Another great highlight in Sheena’s adventures had her dressing up like a crocodile to beat up the villain, a dude with candlesticks on his head.
Totally fair play, though. We find out in the next story that there are villains who terrorize locals by dressing up as lions. Africa was clearly full of light fursuit play. Wait … why did the villagers assume they were being attacked by lions and not actors from a Julie Taymor Broadway production?

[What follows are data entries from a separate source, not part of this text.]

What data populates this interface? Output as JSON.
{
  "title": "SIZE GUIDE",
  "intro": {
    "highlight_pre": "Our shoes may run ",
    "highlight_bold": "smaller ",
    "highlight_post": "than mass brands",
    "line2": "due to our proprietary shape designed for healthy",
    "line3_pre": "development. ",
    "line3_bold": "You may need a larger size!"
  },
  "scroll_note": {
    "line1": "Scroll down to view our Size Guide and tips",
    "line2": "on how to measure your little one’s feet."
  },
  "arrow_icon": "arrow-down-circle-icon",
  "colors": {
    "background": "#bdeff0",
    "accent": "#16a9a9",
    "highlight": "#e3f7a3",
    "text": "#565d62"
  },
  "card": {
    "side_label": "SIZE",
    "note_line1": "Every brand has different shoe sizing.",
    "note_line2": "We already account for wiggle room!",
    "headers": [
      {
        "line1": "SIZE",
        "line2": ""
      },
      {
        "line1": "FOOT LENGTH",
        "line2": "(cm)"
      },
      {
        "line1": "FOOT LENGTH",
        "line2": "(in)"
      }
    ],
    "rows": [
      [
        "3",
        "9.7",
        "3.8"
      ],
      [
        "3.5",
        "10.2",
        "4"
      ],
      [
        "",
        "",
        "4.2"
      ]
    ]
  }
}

Being the late ’30’s-early ’40’s, Sheena could not be romantically involved with any of the locals, since that would be quite shocking for its time. Instead, she ran around Africa with a loser named Bob Reynolds. (He’s referred to as her “handsome consort” in the comics, which is about as demeaning as “boy wonder.”) You would think that perhaps Bob was included for what I imagine were predominantly male readers as the dashing hero, and Sheena would be the damsel in distress. But no. In a pretty nifty role reversal, Bob was a total tool who always needed rescuing.
To be fair about that last one, he is getting whipped by Hitler. But that doesn’t change the fact that Sheena’s own pet monkey was a more reliable partner than Bob.

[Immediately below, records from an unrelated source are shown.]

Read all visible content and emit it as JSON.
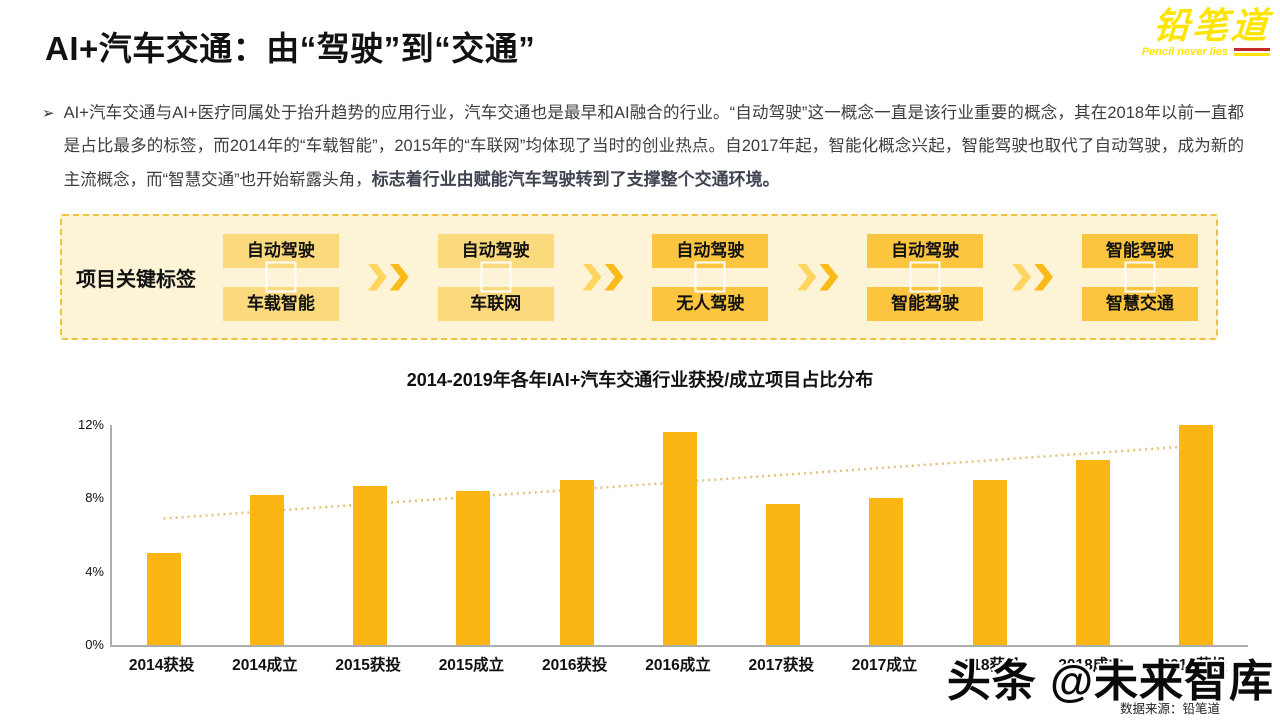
{
  "page": {
    "title": "AI+汽车交通：由“驾驶”到“交通”"
  },
  "logo": {
    "name": "铅笔道",
    "tagline": "Pencil never lies",
    "color": "#FFE400"
  },
  "paragraph": {
    "bullet": "➢",
    "text_normal": "AI+汽车交通与AI+医疗同属处于抬升趋势的应用行业，汽车交通也是最早和AI融合的行业。“自动驾驶”这一概念一直是该行业重要的概念，其在2018年以前一直都是占比最多的标签，而2014年的“车载智能”，2015年的“车联网”均体现了当时的创业热点。自2017年起，智能化概念兴起，智能驾驶也取代了自动驾驶，成为新的主流概念，而“智慧交通”也开始崭露头角，",
    "text_bold": "标志着行业由赋能汽车驾驶转到了支撑整个交通环境。"
  },
  "tag_panel": {
    "label": "项目关键标签",
    "groups": [
      {
        "top": "自动驾驶",
        "bottom": "车载智能",
        "color": "#FBDA7D"
      },
      {
        "top": "自动驾驶",
        "bottom": "车联网",
        "color": "#FBDA7D"
      },
      {
        "top": "自动驾驶",
        "bottom": "无人驾驶",
        "color": "#FCC53F"
      },
      {
        "top": "自动驾驶",
        "bottom": "智能驾驶",
        "color": "#FCC53F"
      },
      {
        "top": "智能驾驶",
        "bottom": "智慧交通",
        "color": "#FCC53F"
      }
    ]
  },
  "chart_data": {
    "type": "bar",
    "title": "2014-2019年各年IAI+汽车交通行业获投/成立项目占比分布",
    "categories": [
      "2014获投",
      "2014成立",
      "2015获投",
      "2015成立",
      "2016获投",
      "2016成立",
      "2017获投",
      "2017成立",
      "2018获投",
      "2018成立",
      "2019获投"
    ],
    "values": [
      5.0,
      8.2,
      8.7,
      8.4,
      9.0,
      11.6,
      7.7,
      8.0,
      9.0,
      10.1,
      12.0
    ],
    "xlabel": "",
    "ylabel": "",
    "ylim": [
      0,
      12
    ],
    "yticks": [
      0,
      4,
      8,
      12
    ],
    "ytick_suffix": "%",
    "grid": false,
    "legend": false,
    "bar_color": "#FBB613",
    "trendline": {
      "style": "dotted",
      "color": "#E3C27C",
      "start": 6.9,
      "end": 10.9
    }
  },
  "watermark": {
    "text": "头条 @未来智库",
    "source": "数据来源：铅笔道"
  }
}
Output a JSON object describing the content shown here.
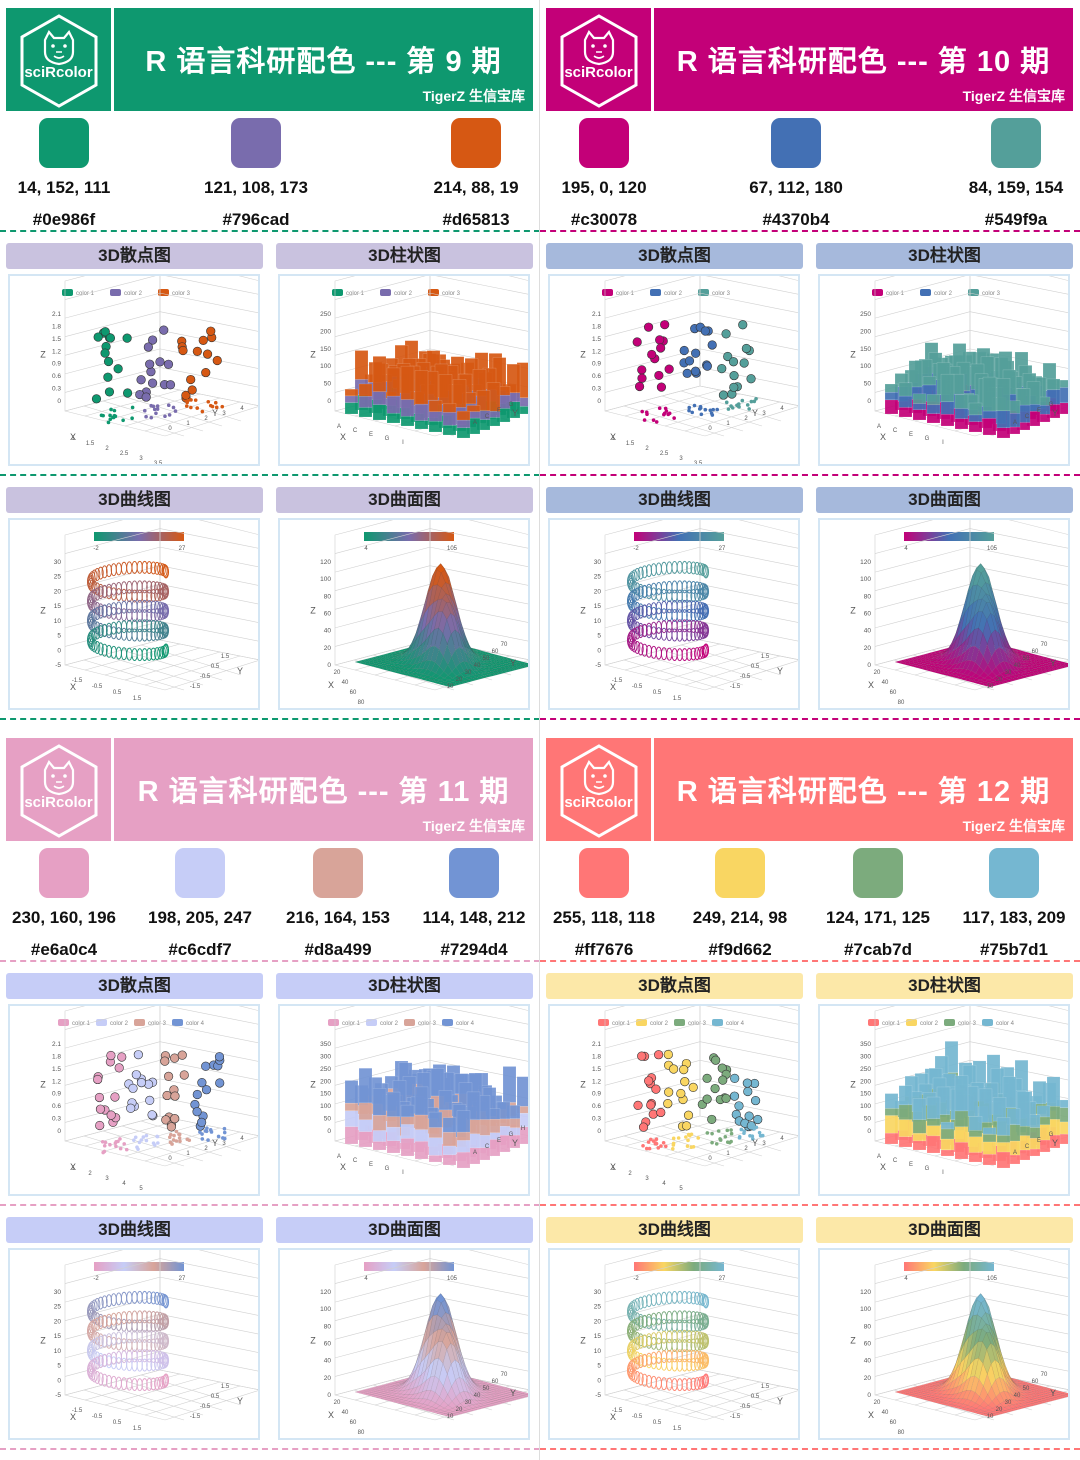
{
  "brand": "sciRcolor",
  "subtitle": "TigerZ 生信宝库",
  "chart_titles": {
    "scatter": "3D散点图",
    "bar": "3D柱状图",
    "curve": "3D曲线图",
    "surface": "3D曲面图"
  },
  "panels": [
    {
      "title": "R 语言科研配色 --- 第 9 期",
      "header_color": "#0e986f",
      "label_color": "#c9c2df",
      "dash_color": "#0e986f",
      "colors": [
        {
          "rgb": "14, 152, 111",
          "hex": "#0e986f"
        },
        {
          "rgb": "121, 108, 173",
          "hex": "#796cad"
        },
        {
          "rgb": "214, 88, 19",
          "hex": "#d65813"
        }
      ],
      "legend": [
        "color 1",
        "color 2",
        "color 3"
      ],
      "scatter_y_ticks": [
        "2.1",
        "1.8",
        "1.5",
        "1.2",
        "0.9",
        "0.6",
        "0.3",
        "0"
      ],
      "scatter_x_ticks": [
        "1",
        "1.5",
        "2",
        "2.5",
        "3",
        "3.5"
      ],
      "scatter_y2_ticks": [
        "0",
        "1",
        "2",
        "3",
        "4",
        "5"
      ],
      "bar_y_ticks": [
        "250",
        "200",
        "150",
        "100",
        "50",
        "0"
      ],
      "bar_x_ticks": [
        "A",
        "C",
        "E",
        "G",
        "I"
      ],
      "bar_y2_ticks": [
        "A",
        "C",
        "E",
        "G"
      ],
      "curve_colorbar": [
        "-2",
        "27"
      ],
      "curve_z_ticks": [
        "30",
        "25",
        "20",
        "15",
        "10",
        "5",
        "0",
        "-5"
      ],
      "curve_x_ticks": [
        "-1.5",
        "-0.5",
        "0.5",
        "1.5"
      ],
      "curve_y_ticks": [
        "1.5",
        "0.5",
        "-0.5",
        "-1.5"
      ],
      "surface_colorbar": [
        "4",
        "105"
      ],
      "surface_z_ticks": [
        "120",
        "100",
        "80",
        "60",
        "40",
        "20",
        "0"
      ],
      "surface_x_ticks": [
        "20",
        "40",
        "60",
        "80"
      ],
      "surface_y_ticks": [
        "10",
        "20",
        "30",
        "40",
        "50",
        "60",
        "70"
      ]
    },
    {
      "title": "R 语言科研配色 --- 第 10 期",
      "header_color": "#c30078",
      "label_color": "#a6b9dc",
      "dash_color": "#c30078",
      "colors": [
        {
          "rgb": "195, 0, 120",
          "hex": "#c30078"
        },
        {
          "rgb": "67, 112, 180",
          "hex": "#4370b4"
        },
        {
          "rgb": "84, 159, 154",
          "hex": "#549f9a"
        }
      ],
      "legend": [
        "color 1",
        "color 2",
        "color 3"
      ],
      "scatter_y_ticks": [
        "2.1",
        "1.8",
        "1.5",
        "1.2",
        "0.9",
        "0.6",
        "0.3",
        "0"
      ],
      "scatter_x_ticks": [
        "1",
        "1.5",
        "2",
        "2.5",
        "3",
        "3.5"
      ],
      "scatter_y2_ticks": [
        "0",
        "1",
        "2",
        "3",
        "4",
        "5"
      ],
      "bar_y_ticks": [
        "250",
        "200",
        "150",
        "100",
        "50",
        "0"
      ],
      "bar_x_ticks": [
        "A",
        "C",
        "E",
        "G",
        "I"
      ],
      "bar_y2_ticks": [
        "A",
        "C",
        "E",
        "G"
      ],
      "curve_colorbar": [
        "-2",
        "27"
      ],
      "curve_z_ticks": [
        "30",
        "25",
        "20",
        "15",
        "10",
        "5",
        "0",
        "-5"
      ],
      "curve_x_ticks": [
        "-1.5",
        "-0.5",
        "0.5",
        "1.5"
      ],
      "curve_y_ticks": [
        "1.5",
        "0.5",
        "-0.5",
        "-1.5"
      ],
      "surface_colorbar": [
        "4",
        "105"
      ],
      "surface_z_ticks": [
        "120",
        "100",
        "80",
        "60",
        "40",
        "20",
        "0"
      ],
      "surface_x_ticks": [
        "20",
        "40",
        "60",
        "80"
      ],
      "surface_y_ticks": [
        "10",
        "20",
        "30",
        "40",
        "50",
        "60",
        "70"
      ]
    },
    {
      "title": "R 语言科研配色 --- 第 11 期",
      "header_color": "#e6a0c4",
      "label_color": "#c6cdf7",
      "dash_color": "#e6a0c4",
      "colors": [
        {
          "rgb": "230, 160, 196",
          "hex": "#e6a0c4"
        },
        {
          "rgb": "198, 205, 247",
          "hex": "#c6cdf7"
        },
        {
          "rgb": "216, 164, 153",
          "hex": "#d8a499"
        },
        {
          "rgb": "114, 148, 212",
          "hex": "#7294d4"
        }
      ],
      "legend": [
        "color 1",
        "color 2",
        "color 3",
        "color 4"
      ],
      "scatter_y_ticks": [
        "2.1",
        "1.8",
        "1.5",
        "1.2",
        "0.9",
        "0.6",
        "0.3",
        "0"
      ],
      "scatter_x_ticks": [
        "1",
        "2",
        "3",
        "4",
        "5"
      ],
      "scatter_y2_ticks": [
        "0",
        "1",
        "2",
        "3",
        "4",
        "5",
        "6"
      ],
      "bar_y_ticks": [
        "350",
        "300",
        "250",
        "200",
        "150",
        "100",
        "50",
        "0"
      ],
      "bar_x_ticks": [
        "A",
        "C",
        "E",
        "G",
        "I"
      ],
      "bar_y2_ticks": [
        "A",
        "C",
        "E",
        "G",
        "H"
      ],
      "curve_colorbar": [
        "-2",
        "27"
      ],
      "curve_z_ticks": [
        "30",
        "25",
        "20",
        "15",
        "10",
        "5",
        "0",
        "-5"
      ],
      "curve_x_ticks": [
        "-1.5",
        "-0.5",
        "0.5",
        "1.5"
      ],
      "curve_y_ticks": [
        "1.5",
        "0.5",
        "-0.5",
        "-1.5"
      ],
      "surface_colorbar": [
        "4",
        "105"
      ],
      "surface_z_ticks": [
        "120",
        "100",
        "80",
        "60",
        "40",
        "20",
        "0"
      ],
      "surface_x_ticks": [
        "20",
        "40",
        "60",
        "80"
      ],
      "surface_y_ticks": [
        "10",
        "20",
        "30",
        "40",
        "50",
        "60",
        "70"
      ]
    },
    {
      "title": "R 语言科研配色 --- 第 12 期",
      "header_color": "#ff7676",
      "label_color": "#fce8a8",
      "dash_color": "#ff7676",
      "colors": [
        {
          "rgb": "255, 118, 118",
          "hex": "#ff7676"
        },
        {
          "rgb": "249, 214, 98",
          "hex": "#f9d662"
        },
        {
          "rgb": "124, 171, 125",
          "hex": "#7cab7d"
        },
        {
          "rgb": "117, 183, 209",
          "hex": "#75b7d1"
        }
      ],
      "legend": [
        "color 1",
        "color 2",
        "color 3",
        "color 4"
      ],
      "scatter_y_ticks": [
        "2.1",
        "1.8",
        "1.5",
        "1.2",
        "0.9",
        "0.6",
        "0.3",
        "0"
      ],
      "scatter_x_ticks": [
        "1",
        "2",
        "3",
        "4",
        "5"
      ],
      "scatter_y2_ticks": [
        "0",
        "1",
        "2",
        "3",
        "4",
        "5",
        "6"
      ],
      "bar_y_ticks": [
        "350",
        "300",
        "250",
        "200",
        "150",
        "100",
        "50",
        "0"
      ],
      "bar_x_ticks": [
        "A",
        "C",
        "E",
        "G",
        "I"
      ],
      "bar_y2_ticks": [
        "A",
        "C",
        "E",
        "G"
      ],
      "curve_colorbar": [
        "-2",
        "27"
      ],
      "curve_z_ticks": [
        "30",
        "25",
        "20",
        "15",
        "10",
        "5",
        "0",
        "-5"
      ],
      "curve_x_ticks": [
        "-1.5",
        "-0.5",
        "0.5",
        "1.5"
      ],
      "curve_y_ticks": [
        "1.5",
        "0.5",
        "-0.5",
        "-1.5"
      ],
      "surface_colorbar": [
        "4",
        "105"
      ],
      "surface_z_ticks": [
        "120",
        "100",
        "80",
        "60",
        "40",
        "20",
        "0"
      ],
      "surface_x_ticks": [
        "20",
        "40",
        "60",
        "80"
      ],
      "surface_y_ticks": [
        "10",
        "20",
        "30",
        "40",
        "50",
        "60",
        "70"
      ]
    }
  ]
}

Sheena must’ve realized this, too, since later she’s seen running around with the less useless Rick Thorne. (Though, really, that was probably just another retcon… proving that Sheena really was no different than her male counterparts in the superhero world.)
Now, granted, the racial politics of Sheena is a little embarrassing these days. Let’s address the elephant in the room: this is comic about a beautiful Caucasian goddess revered by primitive brown people. However, racial caricatures were a problem for most comics of its era. And Sheena handles non-Caucasian characters better than most, making both villains and heroes alike seem like normal people. You know, normal people who see a hot air balloon and start screaming about sky bubbles.
The sexy jungle goddess trend eventually died out (unless you count Jill of the Jungle… and I do). Sheena, though, has never completely disappeared from public view. She became something of a sex symbol of her era, especially when pin-up star Irish McCalla played the title role in the 1950’s TV series.
Most notorious was a movie in 1984 starring former Charlie’s Angel and future Bond girl Tanya Roberts, which garnered several award nominations. Unfortunately, those awards were Razzies. But hey: Worst Screenplay, Worst Musical Score, Worst Actress, Worst Director, and Worst Picture? I’m pretty sure someone in Bizzaroland was impressed. Somehow, it never snagged a special award for Worst Special Effect, since the movie is probably best known for painting a horse to look like a zebra… something that’s still being chatted up in bad movie guidebooks to this day.
There was even a TV series in 2000, where Sheena gained the powers of transforming into animals and a humanoid creature called Darak’Na. Edgy! Sheena even made her glorious return to the comic pages this year, which proves that leopard print boy shorts are forever.